Nosiglia ha ricordato la morte tragica di don Roberto Malgesini, il prete di Como, «vero martire della carità, ucciso nei giorni scorsi da una persona immigrata che era aiutata e sostenuta nelle sue necessità proprio da questo prete: ma non possiamo generalizzare il caso. È infatti la persona in quanto tale che commette tali crimini, sia italiana o straniera, che va condannata severamente e messa in grado di non nuocere più alla comunità».
Il coro «colorato» che ha animato la Messa ha invitato il sindaco e l’Arcivescovo a cantare e a suonare il bongo, strumento delle culture africane: tutta la Cattedrale è esplosa in un applauso, peccato che la diretta Rai sia finita. «Abbiamo apprezzato molto la vicinanza dell’Arcivescovo che alla fine della celebrazione è venuto in mezzo a noi come uno di noi. Un gesto che ci ha rigato il volto di lacrime, è lo Spirito di Dio che ci ha toccato il cuore, perché è segno del suo amore che si rende visibile, parla a tutti gli uomini, abbatte le barriere» ha commentato Ephrem Tadesse Ebiyo, etiope, studente del Ciclo di specializzazione in Teologia morale con indirizzo sociale alla Facoltà Teologica di Torino e collaboratore dell’Ufficio Migranti della diocesi. «Ci ha molto colpito anche la sindaca che si è mischiata al coro come una semplice fedele, si è interessata alle nostre storie. Nei nostri Paesi non siamo abituati a questi gesti: le autorità sono distaccate, lontane dai problemi della gente».

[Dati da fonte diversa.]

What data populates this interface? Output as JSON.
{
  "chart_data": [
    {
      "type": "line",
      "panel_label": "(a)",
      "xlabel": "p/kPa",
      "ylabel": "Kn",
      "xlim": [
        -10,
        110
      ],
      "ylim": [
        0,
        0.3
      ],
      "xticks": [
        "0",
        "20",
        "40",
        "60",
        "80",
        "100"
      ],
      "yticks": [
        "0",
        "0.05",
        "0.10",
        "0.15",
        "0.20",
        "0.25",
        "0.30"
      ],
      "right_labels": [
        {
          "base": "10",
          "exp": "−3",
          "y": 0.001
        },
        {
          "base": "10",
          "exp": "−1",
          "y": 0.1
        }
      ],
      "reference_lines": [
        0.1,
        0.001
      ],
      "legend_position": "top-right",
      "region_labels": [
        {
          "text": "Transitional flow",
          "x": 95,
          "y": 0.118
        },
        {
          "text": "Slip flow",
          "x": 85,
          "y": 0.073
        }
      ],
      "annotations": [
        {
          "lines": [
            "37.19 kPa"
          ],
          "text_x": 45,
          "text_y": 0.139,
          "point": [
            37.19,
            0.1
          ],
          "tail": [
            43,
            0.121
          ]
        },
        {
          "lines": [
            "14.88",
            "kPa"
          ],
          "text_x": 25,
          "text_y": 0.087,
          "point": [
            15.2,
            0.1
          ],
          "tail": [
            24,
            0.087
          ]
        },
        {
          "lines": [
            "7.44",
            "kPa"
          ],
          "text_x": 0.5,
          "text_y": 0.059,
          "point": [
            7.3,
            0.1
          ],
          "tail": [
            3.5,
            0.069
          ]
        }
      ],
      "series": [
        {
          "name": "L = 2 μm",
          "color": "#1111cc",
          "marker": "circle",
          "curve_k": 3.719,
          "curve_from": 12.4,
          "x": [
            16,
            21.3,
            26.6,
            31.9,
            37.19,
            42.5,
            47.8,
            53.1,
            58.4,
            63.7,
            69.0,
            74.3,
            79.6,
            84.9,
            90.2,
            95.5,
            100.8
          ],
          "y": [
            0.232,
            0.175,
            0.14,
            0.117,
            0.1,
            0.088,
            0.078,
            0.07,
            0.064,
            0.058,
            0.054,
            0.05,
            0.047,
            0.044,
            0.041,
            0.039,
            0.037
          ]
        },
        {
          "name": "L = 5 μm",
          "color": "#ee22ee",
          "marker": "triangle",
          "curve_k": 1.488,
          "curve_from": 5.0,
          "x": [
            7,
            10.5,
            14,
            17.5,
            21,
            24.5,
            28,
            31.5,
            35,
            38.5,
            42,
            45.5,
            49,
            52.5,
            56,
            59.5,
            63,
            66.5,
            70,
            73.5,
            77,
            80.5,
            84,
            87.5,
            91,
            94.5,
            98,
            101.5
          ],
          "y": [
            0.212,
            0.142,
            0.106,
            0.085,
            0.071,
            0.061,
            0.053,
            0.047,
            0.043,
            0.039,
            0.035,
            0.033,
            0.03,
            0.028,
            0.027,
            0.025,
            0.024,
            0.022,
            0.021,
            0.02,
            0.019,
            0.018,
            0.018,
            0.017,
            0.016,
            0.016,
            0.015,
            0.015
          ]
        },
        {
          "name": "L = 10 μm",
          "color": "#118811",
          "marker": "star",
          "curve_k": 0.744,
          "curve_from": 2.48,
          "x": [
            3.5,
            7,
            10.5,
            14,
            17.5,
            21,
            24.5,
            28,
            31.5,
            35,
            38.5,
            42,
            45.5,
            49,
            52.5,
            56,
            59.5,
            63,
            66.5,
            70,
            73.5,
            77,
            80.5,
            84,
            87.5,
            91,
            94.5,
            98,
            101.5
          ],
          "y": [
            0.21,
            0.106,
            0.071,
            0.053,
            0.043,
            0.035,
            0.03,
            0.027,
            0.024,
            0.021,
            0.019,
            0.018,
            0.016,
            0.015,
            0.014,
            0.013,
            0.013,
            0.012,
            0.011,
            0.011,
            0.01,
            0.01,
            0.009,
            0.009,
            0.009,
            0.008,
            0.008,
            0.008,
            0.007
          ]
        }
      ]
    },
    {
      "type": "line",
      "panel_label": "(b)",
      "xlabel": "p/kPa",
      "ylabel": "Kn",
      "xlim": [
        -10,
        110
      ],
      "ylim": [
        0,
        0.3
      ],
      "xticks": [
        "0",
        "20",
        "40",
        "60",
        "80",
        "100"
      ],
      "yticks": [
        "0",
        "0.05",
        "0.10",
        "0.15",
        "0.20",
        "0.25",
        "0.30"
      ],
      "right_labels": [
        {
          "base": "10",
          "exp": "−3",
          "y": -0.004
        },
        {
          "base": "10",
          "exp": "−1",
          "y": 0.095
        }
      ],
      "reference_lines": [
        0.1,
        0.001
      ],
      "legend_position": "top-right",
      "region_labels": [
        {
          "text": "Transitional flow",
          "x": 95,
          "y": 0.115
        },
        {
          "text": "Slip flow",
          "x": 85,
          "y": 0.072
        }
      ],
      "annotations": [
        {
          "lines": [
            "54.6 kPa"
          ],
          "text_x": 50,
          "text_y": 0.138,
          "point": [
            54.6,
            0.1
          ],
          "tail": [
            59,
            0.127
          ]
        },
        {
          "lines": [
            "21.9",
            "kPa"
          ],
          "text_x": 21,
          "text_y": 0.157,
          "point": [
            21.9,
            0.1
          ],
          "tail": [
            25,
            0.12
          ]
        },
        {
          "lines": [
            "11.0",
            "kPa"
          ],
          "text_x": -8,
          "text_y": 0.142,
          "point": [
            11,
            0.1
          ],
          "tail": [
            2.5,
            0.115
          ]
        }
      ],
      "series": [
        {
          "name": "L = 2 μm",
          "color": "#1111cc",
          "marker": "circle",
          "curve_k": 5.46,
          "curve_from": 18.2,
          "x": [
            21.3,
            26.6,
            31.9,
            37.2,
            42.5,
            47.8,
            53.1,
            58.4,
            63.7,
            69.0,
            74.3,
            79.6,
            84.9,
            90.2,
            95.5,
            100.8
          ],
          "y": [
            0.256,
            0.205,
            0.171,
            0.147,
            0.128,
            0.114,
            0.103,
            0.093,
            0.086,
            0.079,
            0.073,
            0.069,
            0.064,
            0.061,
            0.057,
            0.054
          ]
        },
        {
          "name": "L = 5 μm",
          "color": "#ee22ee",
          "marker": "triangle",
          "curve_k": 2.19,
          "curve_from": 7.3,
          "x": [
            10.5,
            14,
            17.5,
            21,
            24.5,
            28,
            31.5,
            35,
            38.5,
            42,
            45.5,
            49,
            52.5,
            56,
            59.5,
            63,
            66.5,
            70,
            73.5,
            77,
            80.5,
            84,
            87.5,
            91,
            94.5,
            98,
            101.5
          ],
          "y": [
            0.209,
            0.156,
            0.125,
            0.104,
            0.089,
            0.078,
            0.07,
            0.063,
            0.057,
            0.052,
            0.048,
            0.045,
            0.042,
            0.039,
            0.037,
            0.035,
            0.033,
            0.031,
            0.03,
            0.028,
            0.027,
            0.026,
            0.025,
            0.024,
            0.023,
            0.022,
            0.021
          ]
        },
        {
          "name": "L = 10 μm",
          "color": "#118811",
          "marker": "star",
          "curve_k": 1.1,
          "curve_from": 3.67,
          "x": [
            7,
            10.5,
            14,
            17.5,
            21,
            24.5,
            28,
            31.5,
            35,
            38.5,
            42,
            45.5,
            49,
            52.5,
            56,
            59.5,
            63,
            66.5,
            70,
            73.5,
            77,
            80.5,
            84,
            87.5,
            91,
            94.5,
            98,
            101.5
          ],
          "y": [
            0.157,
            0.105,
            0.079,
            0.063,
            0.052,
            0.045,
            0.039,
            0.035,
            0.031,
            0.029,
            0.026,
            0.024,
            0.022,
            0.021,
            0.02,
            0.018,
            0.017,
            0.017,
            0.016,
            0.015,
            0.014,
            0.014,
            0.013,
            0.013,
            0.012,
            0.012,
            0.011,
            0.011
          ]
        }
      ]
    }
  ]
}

«Con la celebrazione della Messa il 27 settembre» conclude Sergio Durando, direttore Pastorale Migranti di Torino e delegato regionale Migrantes Piemonte «si è chiuso il mese di iniziative e celebrazioni che hanno visto impegnati i diversi uffici Migrantes del Piemonte e Valle d’Aosta. Abbiamo avuto modo di riflettere e confrontarci, di aprirci ai nostri territori e di affrontare il tema della mobilità attraverso diverse forme di espressione: dal teatro al cinema, dalla narrativa all’arte figurativa. Abbiamo bisogno ora di fermarci a riflettere per rielaborare un mese di lavoro che ha lasciato i segni. Ci sentiamo diversi per più ragioni.

Abbiamo aperto le nostre porte a persone nuove, a realtà che nel quotidiano sembrano essere lontane, ma ci siamo scoperti sullo stesso cammino. Le lacrime di Abdullahi di fronte alla lettura di una poesia in una delle tante iniziative sono in parte la risposta alle inquietudini di chi è chiamato a promuovere la Pastorale dei migranti. Abdullahi, come me, ha bisogno di vivere una vita completa. È sì un migrante, ma prima di tutto è un uomo. Un uomo in cerca di poesia. Come ci dice papa Francesco: «Se vogliamo davvero promuovere le persone alle quali offriamo assistenza, dobbiamo coinvolgerle e renderle protagoniste del proprio riscatto»: «Coinvolgere per promuovere», è una delle sei coppie di verbi citate nel suo messaggio per questa 106ª Giornata».